Nous envisageons de faire évoluer « l’espace locataire » dans les mois à venir… Aussi, n’hésitez pas à nous faire part de vos remarques, de vos suggestions pour améliorer la qualité de ce service et ainsi, être encore plus proche de vos attentes.

A Maurepas, le relogement des résidants est achevé

Le métro arrive à Maurepas. Pour créer une voie d’accès au futur parking relais, il fallait déconstruire deux cages d’escaliers de la barre d’immeubles Le Bonneval située rue Poullart-des-Places. « L’opération a commencé le 22 novembre 2007, explique Bernard Georges d’Espacil Habitat. Elle s’est achevée en décembre dernier. Vingt logements étaient concernés. Pendant les travaux, l’ensemble des résidants, dont dix sont âgés de plus de 60 ans, a été relogé. » Pendant la durée des travaux, Espacil Habitat a construit un nouvel immeuble square du Gast, Rosenro ( ?).

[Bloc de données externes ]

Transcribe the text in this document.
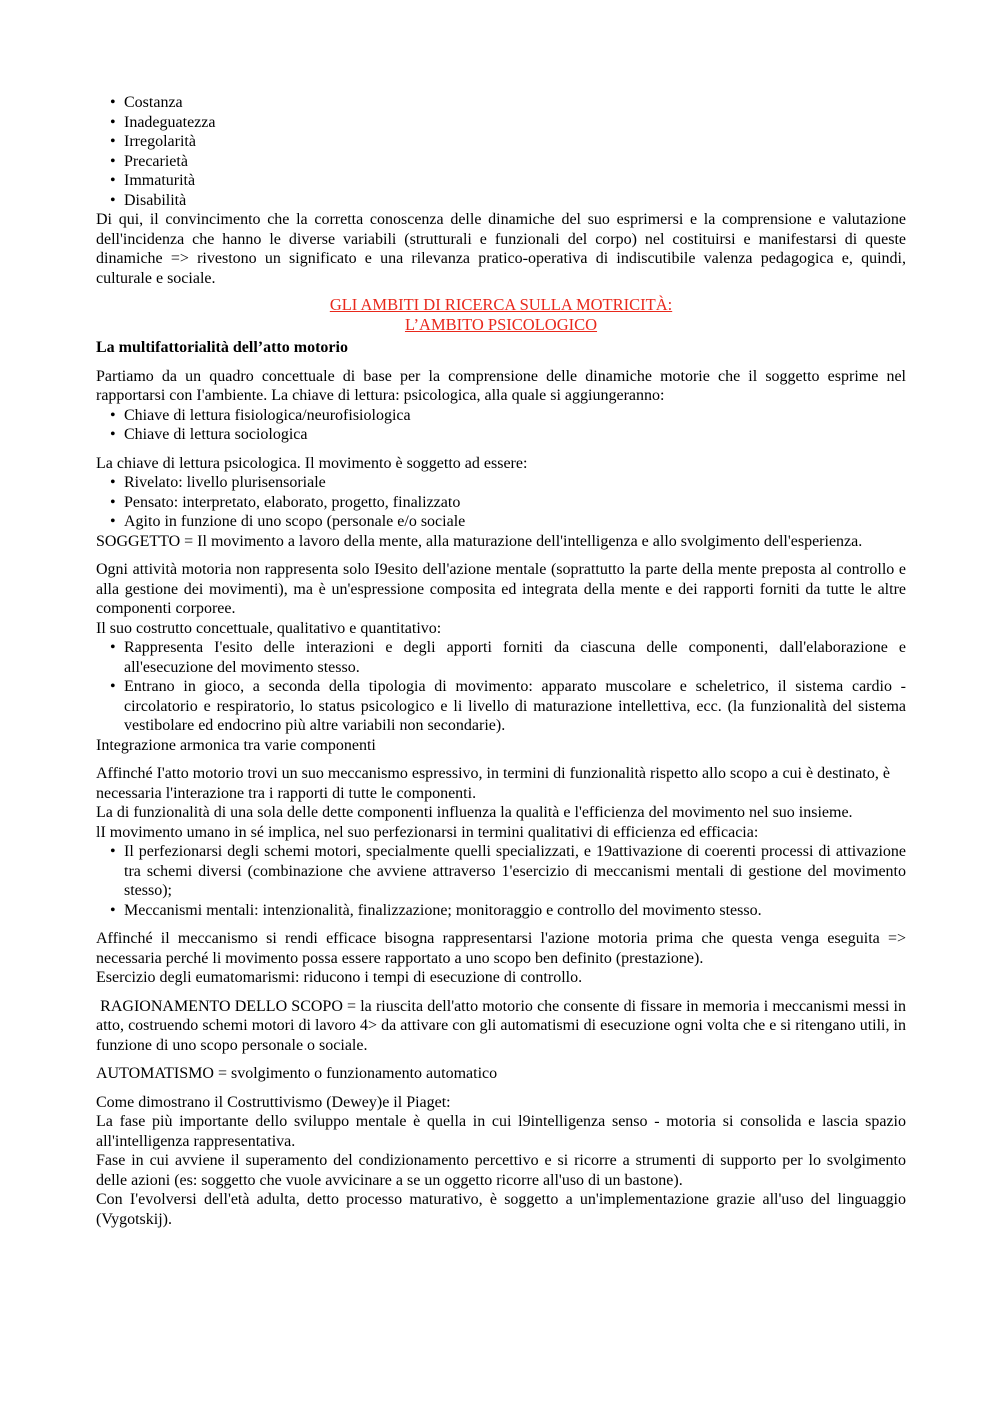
• Costanza
• Inadeguatezza
• Irregolarità
• Precarietà
• Immaturità
• Disabilità

Di qui, il convincimento che la corretta conoscenza delle dinamiche del suo esprimersi e la comprensione e valutazione dell'incidenza che hanno le diverse variabili (strutturali e funzionali del corpo) nel costituirsi e manifestarsi di queste dinamiche => rivestono un significato e una rilevanza pratico-operativa di indiscutibile valenza pedagogica e, quindi, culturale e sociale.

GLI AMBITI DI RICERCA SULLA MOTRICITÀ:
L’AMBITO PSICOLOGICO
La multifattorialità dell’atto motorio

Partiamo da un quadro concettuale di base per la comprensione delle dinamiche motorie che il soggetto esprime nel rapportarsi con I'ambiente. La chiave di lettura: psicologica, alla quale si aggiungeranno:

• Chiave di lettura fisiologica/neurofisiologica
• Chiave di lettura sociologica

La chiave di lettura psicologica. Il movimento è soggetto ad essere:

• Rivelato: livello plurisensoriale
• Pensato: interpretato, elaborato, progetto, finalizzato
• Agito in funzione di uno scopo (personale e/o sociale

SOGGETTO = Il movimento a lavoro della mente, alla maturazione dell'intelligenza e allo svolgimento dell'esperienza.

Ogni attività motoria non rappresenta solo I9esito dell'azione mentale (soprattutto la parte della mente preposta al controllo e alla gestione dei movimenti), ma è un'espressione composita ed integrata della mente e dei rapporti forniti da tutte le altre componenti corporee.

Il suo costrutto concettuale, qualitativo e quantitativo:

• Rappresenta I'esito delle interazioni e degli apporti forniti da ciascuna delle componenti, dall'elaborazione e all'esecuzione del movimento stesso.
• Entrano in gioco, a seconda della tipologia di movimento: apparato muscolare e scheletrico, il sistema cardio - circolatorio e respiratorio, lo status psicologico e li livello di maturazione intellettiva, ecc. (la funzionalità del sistema vestibolare ed endocrino più altre variabili non secondarie).

Integrazione armonica tra varie componenti

Affinché I'atto motorio trovi un suo meccanismo espressivo, in termini di funzionalità rispetto allo scopo a cui è destinato, è necessaria l'interazione tra i rapporti di tutte le componenti.

La di funzionalità di una sola delle dette componenti influenza la qualità e l'efficienza del movimento nel suo insieme.

lI movimento umano in sé implica, nel suo perfezionarsi in termini qualitativi di efficienza ed efficacia:

• Il perfezionarsi degli schemi motori, specialmente quelli specializzati, e 19attivazione di coerenti processi di attivazione tra schemi diversi (combinazione che avviene attraverso 1'esercizio di meccanismi mentali di gestione del movimento stesso);
• Meccanismi mentali: intenzionalità, finalizzazione; monitoraggio e controllo del movimento stesso.

Affinché il meccanismo si rendi efficace bisogna rappresentarsi l'azione motoria prima che questa venga eseguita => necessaria perché li movimento possa essere rapportato a uno scopo ben definito (prestazione).

Esercizio degli eumatomarismi: riducono i tempi di esecuzione di controllo.

RAGIONAMENTO DELLO SCOPO = la riuscita dell'atto motorio che consente di fissare in memoria i meccanismi messi in atto, costruendo schemi motori di lavoro 4> da attivare con gli automatismi di esecuzione ogni volta che e si ritengano utili, in funzione di uno scopo personale o sociale.

AUTOMATISMO = svolgimento o funzionamento automatico

Come dimostrano il Costruttivismo (Dewey)e il Piaget:

La fase più importante dello sviluppo mentale è quella in cui l9intelligenza senso - motoria si consolida e lascia spazio all'intelligenza rappresentativa.

Fase in cui avviene il superamento del condizionamento percettivo e si ricorre a strumenti di supporto per lo svolgimento delle azioni (es: soggetto che vuole avvicinare a se un oggetto ricorre all'uso di un bastone).

Con I'evolversi dell'età adulta, detto processo maturativo, è soggetto a un'implementazione grazie all'uso del linguaggio (Vygotskij).
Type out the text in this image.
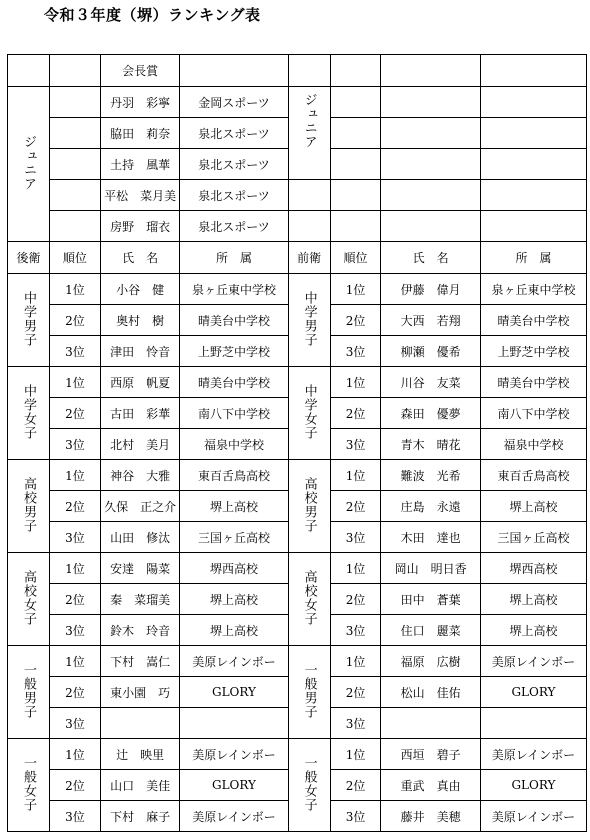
令和３年度（堺）ランキング表
		会長賞					
ジュニア		丹羽　彩寧	金岡スポーツ	ジュニア			
		脇田　莉奈	泉北スポーツ				
		土持　風華	泉北スポーツ				
		平松　菜月美	泉北スポーツ				
		房野　瑠衣	泉北スポーツ				
後衛	順位	氏　名	所　属	前衛	順位	氏　名	所　属
中学男子	1位	小谷　健	泉ヶ丘東中学校	中学男子	1位	伊藤　偉月	泉ヶ丘東中学校
	2位	奥村　樹	晴美台中学校		2位	大西　若翔	晴美台中学校
	3位	津田　怜音	上野芝中学校		3位	柳瀬　優希	上野芝中学校
中学女子	1位	西原　帆夏	晴美台中学校	中学女子	1位	川谷　友菜	晴美台中学校
	2位	古田　彩華	南八下中学校		2位	森田　優夢	南八下中学校
	3位	北村　美月	福泉中学校		3位	青木　晴花	福泉中学校
高校男子	1位	神谷　大雅	東百舌鳥高校	高校男子	1位	難波　光希	東百舌鳥高校
	2位	久保　正之介	堺上高校		2位	庄島　永遠	堺上高校
	3位	山田　修汰	三国ヶ丘高校		3位	木田　達也	三国ヶ丘高校
高校女子	1位	安達　陽菜	堺西高校	高校女子	1位	岡山　明日香	堺西高校
	2位	秦　菜瑠美	堺上高校		2位	田中　蒼葉	堺上高校
	3位	鈴木　玲音	堺上高校		3位	住口　麗菜	堺上高校
一般男子	1位	下村　嵩仁	美原レインボー	一般男子	1位	福原　広樹	美原レインボー
	2位	東小園　巧	GLORY		2位	松山　佳佑	GLORY
	3位				3位		
一般女子	1位	辻　映里	美原レインボー	一般女子	1位	西垣　碧子	美原レインボー
	2位	山口　美佳	GLORY		2位	重武　真由	GLORY
	3位	下村　麻子	美原レインボー		3位	藤井　美穂	美原レインボー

« Pour connaître le choix de chacun, nous avons rencontré individuellement chacun des résidants, poursuit Bernard Georges. Nous avons pu ainsi leur faire des propositions adaptées à leurs souhaits et leurs ressources. » Six familles ont finalement accepté et signé une convention de relogement. Ils pourront intégrer leur nouvel appartement au cours de l’été 2010. Trois familles ont souhaité s’installer dans un autre immeuble voisin dans la rue Poullart-des-Places. Cinq familles ont emménagé dans d’autres immeubles du quartier. Trois ont choisi de s’installer dans des communes environnantes. D’autres enfin ont intégré une maison de retraite ou accédé à la propriété. Tous les frais liés au déménagement ont été pris en charge par Espacil Habitat ainsi que ceux entraînés par la dépose et la repose d’aménagements divers (rideaux, lustres, armoires de toilette…), le changement d’adresse, les nouveaux abonnements aux services d’eau, d’électricité et de gaz.

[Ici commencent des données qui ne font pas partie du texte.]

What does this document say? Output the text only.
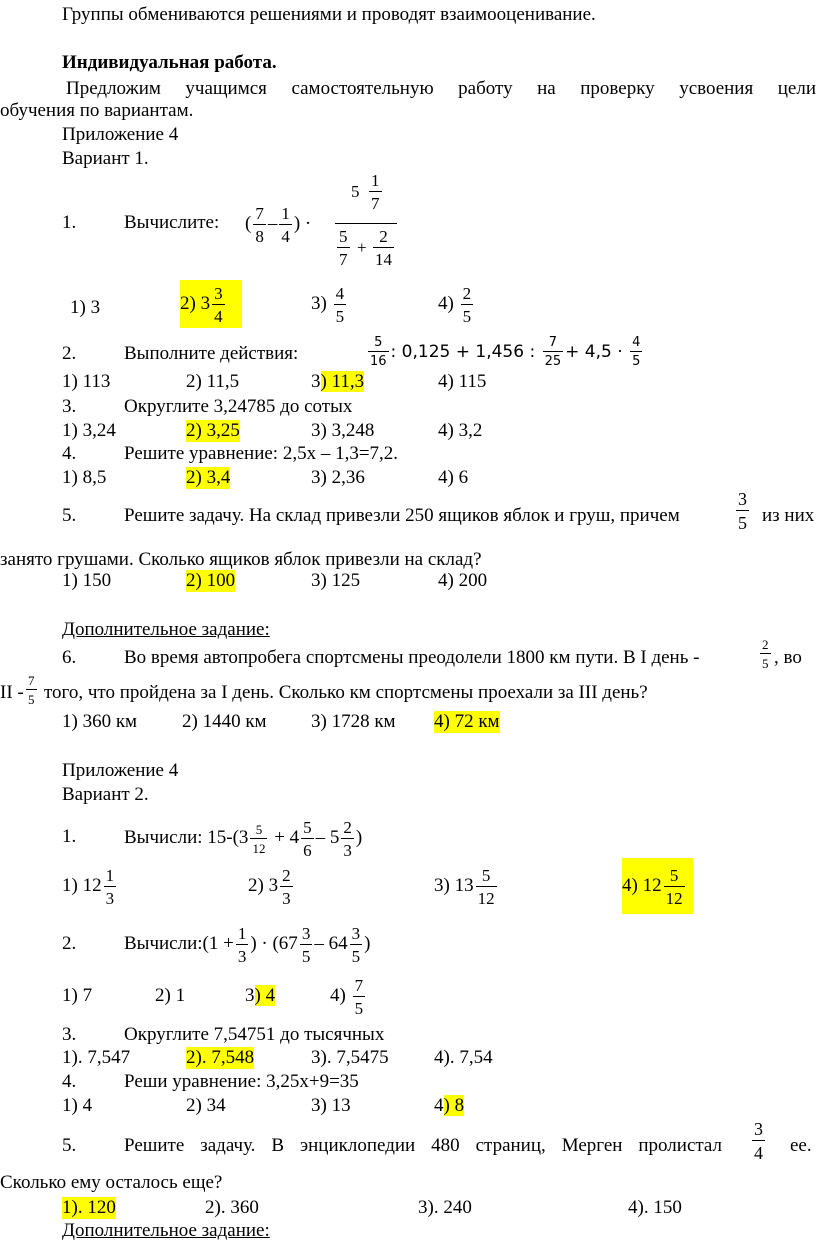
Группы обмениваются решениями и проводят взаимооценивание.
Индивидуальная работа.
Предложим учащимся самостоятельную работу на проверку усвоения цели
обучения по вариантам.
Приложение 4
Вариант 1.
1.	Вычислите: ( $\frac{7}{8} - \frac{1}{4}$ ) ·
$5 \frac{1}{7}$
$\frac{5}{7} + \frac{2}{14}$
1) 3	2) $3 \frac{3}{4}$	$3) \frac{4}{5}$	$4) \frac{2}{5}$
2.	Выполните действия:	$\frac{5}{16}$ : 0,125 + 1,456 : $\frac{7}{25} + 4,5 \cdot \frac{4}{5}$
1) 113	2) 11,5	3) 11,3	4) 115
3.	Округлите 3,24785 до сотых
1) 3,24	2) 3,25	3) 3,248	4) 3,2
4.	Решите уравнение: 2,5x – 1,3=7,2.
1) 8,5	2) 3,4	3) 2,36	4) 6
5.	Решите задачу. На склад привезли 250 ящиков яблок и груш, причем	$\frac{3}{5}$ из них
занято грушами. Сколько ящиков яблок привезли на склад?
1) 150	2) 100	3) 125	4) 200
Дополнительное задание:
6.	Во время автопробега спортсмены преодолели 1800 км пути. В I день -	$\frac{2}{5}$ , во
II - $\frac{7}{5}$ того, что пройдена за I день. Сколько км спортсмены проехали за III день?
1) 360 км 2) 1440 км 3) 1728 км 4) 72 км
Приложение 4
Вариант 2.
1.	Вычисли: $15-(3 \frac{5}{12} + 4 \frac{5}{6} - 5 \frac{2}{3}$ )
1) $12 \frac{1}{3}$	2) $3 \frac{2}{3}$	3) $13 \frac{5}{12}$	4) $12 \frac{5}{12}$
2.	Вычисли:(1 + $\frac{1}{3}$ ) · ($67 \frac{3}{5} - 64 \frac{3}{5}$ )
1) 7	2) 1	3) 4	$4) \frac{7}{5}$
3.	Округлите 7,54751 до тысячных
1). 7,547	2). 7,548	3). 7,5475 4). 7,54
4.	Реши уравнение: 3,25x+9=35
1) 4	2) 34	3) 13	4) 8
5.	Решите задачу. В энциклопедии 480 страниц, Мерген пролистал $\frac{3}{4}$ ее.
Сколько ему осталось еще?
1). 120	2). 360	3). 240	4). 150
Дополнительное задание:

Les quartiers ont fêté Noël à la Maison des associations

« Elle pleure, elle pleure ma planète… » Les enfants des quartiers et de communes avoisinantes, Le Rheu, Saint-Jacques-de-la-Lande, ont repris les paroles de la chanson de Ridan, brandissant à bout de bras, pour alerter les adultes, une mappemonde malade. « Elle sent que sa fin est proche, et ça la rend folle… » Le développement durable, la protection de l’environnement étaient à l’ordre du jour de cette belle fête de Noël, qui réunissait le 15 décembre dernier à la Maison des associations, résidants et professionnels d’Espacil. Une fête construite par les habitants, pour les habitants… Il fallait voir le sapin de Noël aux couleurs de tri sélectif, brillamment décoré d’objets récupérés et transformés. Voilà dix ans qu’Yvette Adam s’engage dans l’animation du traditionnel Arbre de Noël. Couturière de métier, elle n’hésite pas à mettre ses multiples talents au service des habitants : « Avec la chorale, nous avons préparé des chants ; nous avons aussi travaillé sur les décors, les costumes, la mise en scène de l’arrivée du Père Noël. Une attention particulière était portée cette année aux enfants de 2 à 11 ans. De nombreux parents se sont investis dans les répétitions, conduisant leurs enfants le samedi matin ou le mercredi après-midi. »

« Depuis plusieurs mois, les habitants se réunissaient pour proposer chansons, danses, théâtre, mise en scène de situations vécues, souligne l’animateur Mathieu Milan. Nous avons aussi mis l’accent cette année sur la rencontre, l’échange entre les enfants, les jeunes, les adultes. Chacun doit pouvoir trouver sa place dans le quartier. Les jeunes doivent disposer de lieux qui leur sont réservés pour s’exprimer, se rencontrer mais aussi pour être mieux compris des adultes. Espacil Habitat s’attache à favoriser le dialogue entre les jeunes et les adultes, la diversité au-delà des différences culturelles. »
Pour fêter la nouvelle année, deux rencontres sont proposées aux résidants : le jeudi 21 janvier à 18h à Villejean au local du 30 rue du Bourbonnais et le mardi 26 janvier 2010 à Maurepas à la salle du 2 rue Guy Ropartz.